COMP151 - Lab 2
More Iteration Patterns and Python’s Data Structures
The following problems will force you to explore some iteration patterns that involve nested loops and will ask you to use some non-list python data structures.
- Design and implement a function that takes a string and returns that string with all punctuation removed. Do not use repeated concatenation (+ operator). Use lists and the str join method instead. Cool points bonus if you can do this as a one-liner with a list comprehension.
- Design and implement a function that takes a list of Any and returns the full cartesian product of the list with itself as a List of Tuples (of Any). The cartesian product all possible ordered pairs, i.e. pair every item in the list with every other item in the list including itself.
- Design and implement a function that takes a list of Any and returns a list of all the unordered pairs of items in that list as Tuples. This is like the previous problem but does not include pairs of an item with itself and every pair appears only once (rather than twice for each ordering).
- Design and implement a function that takes a list of strings and counts the frequency for each string in that list. The frequencies should be stored in a python dictionary which maps the string to its count.
Experimental Coding Practice
Throughout the semester we’ll be writing programs whose purpose is to provide data and insight about other code. In short, we’ll be running experiments with our code. Let’s get a bit of practicing using our computers for this kind of thing.
The Birthday Paradox tells that there is a greater than 50% chance that in a group of 23 or more people, two will have the same birthday. The link above shows you how to prove this analytically by using probability theory to calculate the probability of a shared birthday for n people.

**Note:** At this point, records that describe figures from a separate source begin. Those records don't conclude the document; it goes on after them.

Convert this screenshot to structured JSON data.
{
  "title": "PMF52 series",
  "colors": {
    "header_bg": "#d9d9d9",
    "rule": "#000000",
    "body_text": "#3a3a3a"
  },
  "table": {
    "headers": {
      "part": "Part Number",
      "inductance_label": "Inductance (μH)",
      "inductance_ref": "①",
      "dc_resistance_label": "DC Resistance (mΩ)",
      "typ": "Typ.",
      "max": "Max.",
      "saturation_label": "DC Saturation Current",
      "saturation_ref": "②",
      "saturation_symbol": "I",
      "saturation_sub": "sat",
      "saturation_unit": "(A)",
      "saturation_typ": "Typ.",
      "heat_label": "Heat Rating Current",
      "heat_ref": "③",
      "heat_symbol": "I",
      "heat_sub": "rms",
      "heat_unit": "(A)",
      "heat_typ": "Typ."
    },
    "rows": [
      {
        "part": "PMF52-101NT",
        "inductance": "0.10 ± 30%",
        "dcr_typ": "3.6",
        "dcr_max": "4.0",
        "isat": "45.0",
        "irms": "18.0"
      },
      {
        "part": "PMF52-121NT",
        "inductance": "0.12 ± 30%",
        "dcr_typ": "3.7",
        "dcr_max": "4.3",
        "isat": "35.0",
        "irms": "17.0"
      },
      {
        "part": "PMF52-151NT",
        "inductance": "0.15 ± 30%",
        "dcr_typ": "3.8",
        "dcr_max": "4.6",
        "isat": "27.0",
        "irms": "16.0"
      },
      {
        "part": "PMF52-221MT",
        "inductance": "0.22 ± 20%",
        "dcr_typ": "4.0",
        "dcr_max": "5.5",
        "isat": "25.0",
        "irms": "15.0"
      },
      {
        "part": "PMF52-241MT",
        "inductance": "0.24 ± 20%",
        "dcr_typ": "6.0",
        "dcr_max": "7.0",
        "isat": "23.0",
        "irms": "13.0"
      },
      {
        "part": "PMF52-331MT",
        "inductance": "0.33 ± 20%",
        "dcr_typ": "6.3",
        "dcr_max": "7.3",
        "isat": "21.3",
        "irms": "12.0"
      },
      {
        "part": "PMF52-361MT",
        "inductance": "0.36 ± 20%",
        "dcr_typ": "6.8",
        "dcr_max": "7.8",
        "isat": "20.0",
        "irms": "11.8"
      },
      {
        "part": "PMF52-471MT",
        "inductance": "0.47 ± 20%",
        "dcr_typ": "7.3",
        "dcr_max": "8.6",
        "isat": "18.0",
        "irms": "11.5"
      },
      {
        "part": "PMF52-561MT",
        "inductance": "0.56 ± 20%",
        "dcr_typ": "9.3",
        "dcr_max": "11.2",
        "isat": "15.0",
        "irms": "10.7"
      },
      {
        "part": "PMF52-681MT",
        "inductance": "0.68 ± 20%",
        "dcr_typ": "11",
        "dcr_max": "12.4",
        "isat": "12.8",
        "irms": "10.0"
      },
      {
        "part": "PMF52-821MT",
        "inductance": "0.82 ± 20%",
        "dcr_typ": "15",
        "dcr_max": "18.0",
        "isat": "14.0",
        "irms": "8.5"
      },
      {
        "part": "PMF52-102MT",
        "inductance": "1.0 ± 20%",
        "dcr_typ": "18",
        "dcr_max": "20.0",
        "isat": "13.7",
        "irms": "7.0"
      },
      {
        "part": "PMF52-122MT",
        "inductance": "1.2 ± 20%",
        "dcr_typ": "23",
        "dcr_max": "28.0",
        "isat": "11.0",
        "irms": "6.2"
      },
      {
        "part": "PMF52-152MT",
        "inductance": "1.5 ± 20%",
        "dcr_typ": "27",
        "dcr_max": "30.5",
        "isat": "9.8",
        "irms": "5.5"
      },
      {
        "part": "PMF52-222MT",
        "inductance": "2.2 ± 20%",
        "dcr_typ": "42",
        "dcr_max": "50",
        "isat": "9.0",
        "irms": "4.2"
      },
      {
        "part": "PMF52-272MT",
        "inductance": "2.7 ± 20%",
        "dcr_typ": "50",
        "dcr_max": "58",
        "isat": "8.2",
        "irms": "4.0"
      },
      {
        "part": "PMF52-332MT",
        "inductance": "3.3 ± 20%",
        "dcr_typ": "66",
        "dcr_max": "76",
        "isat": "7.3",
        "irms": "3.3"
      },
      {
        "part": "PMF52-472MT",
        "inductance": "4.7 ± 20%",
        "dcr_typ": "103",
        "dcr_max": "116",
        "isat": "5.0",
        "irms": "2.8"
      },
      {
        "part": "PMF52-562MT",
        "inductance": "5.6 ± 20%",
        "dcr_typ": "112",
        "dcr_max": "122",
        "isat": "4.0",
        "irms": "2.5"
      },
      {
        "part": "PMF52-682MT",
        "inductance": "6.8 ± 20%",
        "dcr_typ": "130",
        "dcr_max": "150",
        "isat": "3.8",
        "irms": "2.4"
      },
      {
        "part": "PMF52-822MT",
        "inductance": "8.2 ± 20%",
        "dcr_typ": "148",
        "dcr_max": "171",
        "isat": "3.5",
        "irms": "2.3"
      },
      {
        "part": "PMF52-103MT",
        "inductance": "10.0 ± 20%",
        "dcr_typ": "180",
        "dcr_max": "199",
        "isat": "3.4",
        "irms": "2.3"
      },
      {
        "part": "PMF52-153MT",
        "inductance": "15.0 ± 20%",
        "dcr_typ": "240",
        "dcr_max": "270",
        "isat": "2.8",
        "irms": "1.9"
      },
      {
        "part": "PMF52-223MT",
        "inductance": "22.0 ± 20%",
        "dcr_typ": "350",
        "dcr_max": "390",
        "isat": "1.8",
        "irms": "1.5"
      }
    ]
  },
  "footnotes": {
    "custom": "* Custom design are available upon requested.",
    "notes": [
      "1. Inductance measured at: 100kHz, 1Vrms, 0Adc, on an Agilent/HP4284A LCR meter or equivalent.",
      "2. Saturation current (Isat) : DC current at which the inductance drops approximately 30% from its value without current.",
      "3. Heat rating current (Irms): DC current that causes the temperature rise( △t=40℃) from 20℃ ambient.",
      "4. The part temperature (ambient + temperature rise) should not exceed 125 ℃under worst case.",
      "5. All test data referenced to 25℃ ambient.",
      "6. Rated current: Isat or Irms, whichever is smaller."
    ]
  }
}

Rather than do that, you’re going to generate strong evidence of the paradox through simulation and experimentation.
In a full study we want to test several group sizes ranging form small to large. For each group size we should generate multiple random sets of birthdays and check each set for a shared/duplicate birthday. Finally, for each group size in the study, we want to calculate and report on the percentage of groups of that size that had a shared birthday. Below you’ll be asked to create a series of functions that lead up a full data-gathering study of the birthday paradox. Notice how the problem is broken down into distinct functions that ultimately come together into a single function that can be used to run any number of studies you wish.
- Design a function that takes the group size n and generates a list of size n containing random birthdays. To make things easy, we’ll ignore dates and just index days by year. This means a birthdate is just a number from 1 to 365. Use the python random.randint function to generate a single birthday. Once you’ve got it working using a DIY loop and randint, you’re welcome to revise your function to use random.choices. You cannot (easily) unit test this function due to the use of random numbers. You should still test it in isolation to ensure that it behaves as expected.
- Design function that takes a birthday list and returns true or false if a duplicate exists in the list. Use the set-based method to detect duplicates. Write unit tests for this function!
- Design a function that runs a birthday paradox experiment. This function takes two arguments, n, the size of the group, and k the number of groups of size n to check. Your function should then generate k random groups of size n and return the percent that contained a shared birthday. Again, you don’t need to unit test this, but should test it in isolation to verify the expected behavior. This function should make use of the prior two functions.
- Now, design a function to run a complete birthday paradox study. This function should take a sequence of group sizes (think list or range that provides a collection of sizes on which you’d like to run an experiment) along with a k (which serves the same purpose as it does with an experiment). This function should run an experiment for each group size in the sequence, save the results to a dictionary that maps group sizes to the percent reported by the experiment, and return the dictionary. Again, you don’t need to unit test this, but should test it in isolation to verify the expected behavior. This function should make use of the Experiment function (which makes use of the other functions from this part of the lab).